Denis Gongora, pai do Matheus, 3 anos- Isso é um grande problema, porque ele é difícil de comer. Eu não forço nada porque acho que ele pegou um certo trauma com isso na escola. Então, tento fazer com que ele coma de maneiras lúdicas. Procuro oferecer outro tipo de alimento, mas muitas vezes cedo e dou uma mamadeira mesmo. 
 
O que você faz quando o seu filho não quer tomar banho? 
 
João Paulo Boffe, pai do Vinicius, 2 anos e 3 meses, e da Maria Fernanda, 9 meses- É um pouco complicado, porque ele não curte tomar banho. Na verdade ele não curte a banheira, gosta de banho no chuveiro - diria que mais prefere do que gosta. Quando ele não aceita banho de banheira, sugiro tomar banho comigo no chuveiro. Se ainda assim não for suficiente, digo que vou dar banho na irmã primeiro e ele já corre para o banheiro. 
 
Denis Gongora, pai do Matheus, 3 anos - Depois que entra e está brincando, está tudo bem, mas até aí... é uma guerra!
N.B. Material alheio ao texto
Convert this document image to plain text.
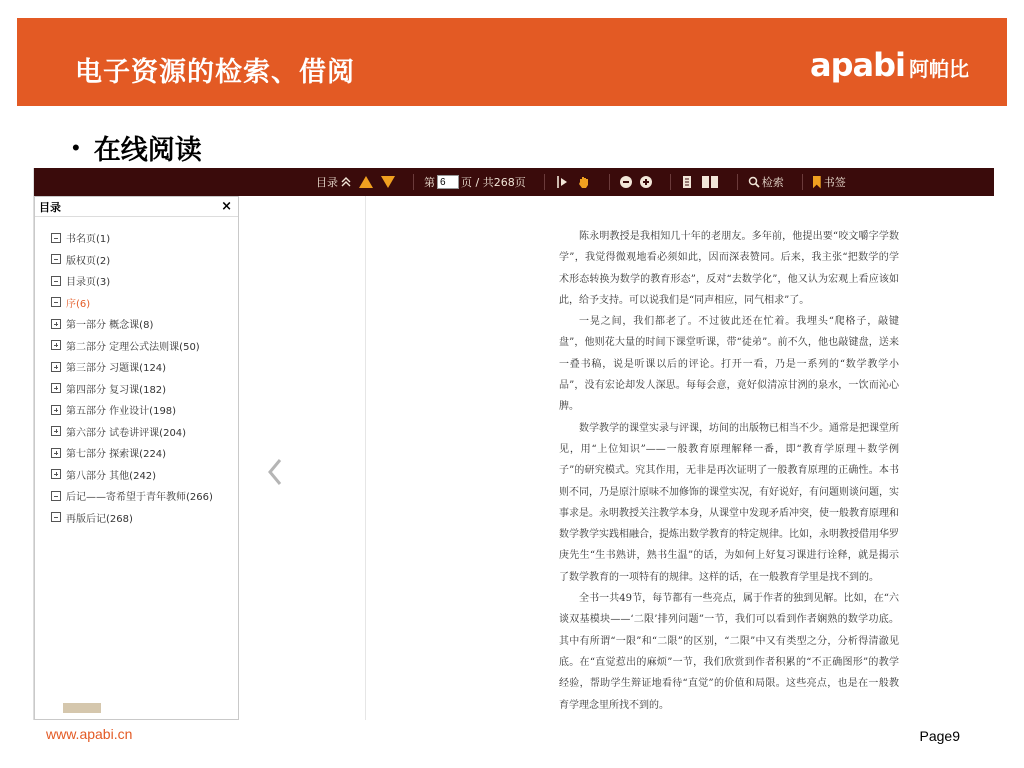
电子资源的检索、借阅	apabi 阿帕比
• 在线阅读
目录	第
6 页 / 共268页	检索	书签
目录	×
书名页(1)
版权页(2)
目录页(3)
序(6)
第一部分 概念课(8)
第二部分 定理公式法则课(50)
第三部分 习题课(124)
第四部分 复习课(182)
第五部分 作业设计(198)
第六部分 试卷讲评课(204)
第七部分 探索课(224)
第八部分 其他(242)
后记——寄希望于青年教师(266)
再版后记(268)

陈永明教授是我相知几十年的老朋友。多年前，他提出要“咬文嚼字学数学”，我觉得微观地看必须如此，因而深表赞同。后来，我主张“把数学的学术形态转换为数学的教育形态”，反对“去数学化”，他又认为宏观上看应该如此，给予支持。可以说我们是“同声相应，同气相求”了。

一晃之间，我们都老了。不过彼此还在忙着。我埋头“爬格子，敲键盘”，他则花大量的时间下课堂听课，带“徒弟”。前不久，他也敲键盘，送来一叠书稿，说是听课以后的评论。打开一看，乃是一系列的“数学教学小品”，没有宏论却发人深思。每每会意，竟好似清凉甘洌的泉水，一饮而沁心脾。

数学教学的课堂实录与评课，坊间的出版物已相当不少。通常是把课堂所见，用“上位知识”——一般教育原理解释一番，即“教育学原理＋数学例子”的研究模式。究其作用，无非是再次证明了一般教育原理的正确性。本书则不同，乃是原汁原味不加修饰的课堂实况，有好说好，有问题则谈问题，实事求是。永明教授关注教学本身，从课堂中发现矛盾冲突，使一般教育原理和数学教学实践相融合，提炼出数学教育的特定规律。比如，永明教授借用华罗庚先生“生书熟讲，熟书生温”的话，为如何上好复习课进行诠释，就是揭示了数学教育的一项特有的规律。这样的话，在一般教育学里是找不到的。

全书一共49节，每节都有一些亮点，属于作者的独到见解。比如，在“六谈双基模块——‘二限’排列问题”一节，我们可以看到作者娴熟的数学功底。其中有所谓“一限”和“二限”的区别，“二限”中又有类型之分，分析得清澈见底。在“直觉惹出的麻烦”一节，我们欣赏到作者积累的“不正确图形”的教学经验，帮助学生辩证地看待“直觉”的价值和局限。这些亮点，也是在一般教育学理念里所找不到的。

www.apabi.cn	Page9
Por isso tenho que ser bem firme. Às vezes ele é mais agressivo, faz birra e diz “agora eu não quero!”. Dou um tempo, chamo uma, duas, três vezes. Espero ele acabar de ver o desenho, mas, se mesmo depois disso tudo ele insistir, o levo para o chuveiro, chorando mesmo. Alguns brinquedos para brincar na água facilitam às vezes.
 
Alessandro Barbosa, pai do Natan, 3 anos - Quando ele não quer tomar banho eu o convido a dar banho nos seus carrinhos. O difícil é tirar ele do banheiro depois, ele sempre pede para ficar mais "dois minutinhos", que acabam virando 20 minutos! 
 
Quais são suas brincadeiras preferidas com seu filho? 
 
Denis Gongora, pai do Matheus, 3 anos- Gosto de brincadeiras que estimulem a atividade psicomotora como pega-pega, esconde-esconde, cambalhota. Ele adora que a gente imite seus personagens preferidos como o Scooby Doo, Ben 10 e o Homem-Aranha. 
 
André Hernan, pai da Nina, 3 anos - Não sou daqueles pais que apenas dão brinquedos de presente. Eu vou para o chão, pulo, dou comida para as bonecas e até faço comidinhas nas panelinhas delas! Não tem jeito, acho que se não for assim não tem graça. Fazendo isso, me sinto mais feliz.
 
Vinicius Toledo, pai de Pedro, 1 ano e seis meses - Jogamos bola, pega-pega, esconde-esconde e ponho músicas infantis, dançamos na sala e, às vezes, quando estou muito cansado, fico sentado no chão, ficando em sua altura. Assim ele vem, se joga em cima de mim, joga a bola para eu pegar e me enche de beijos!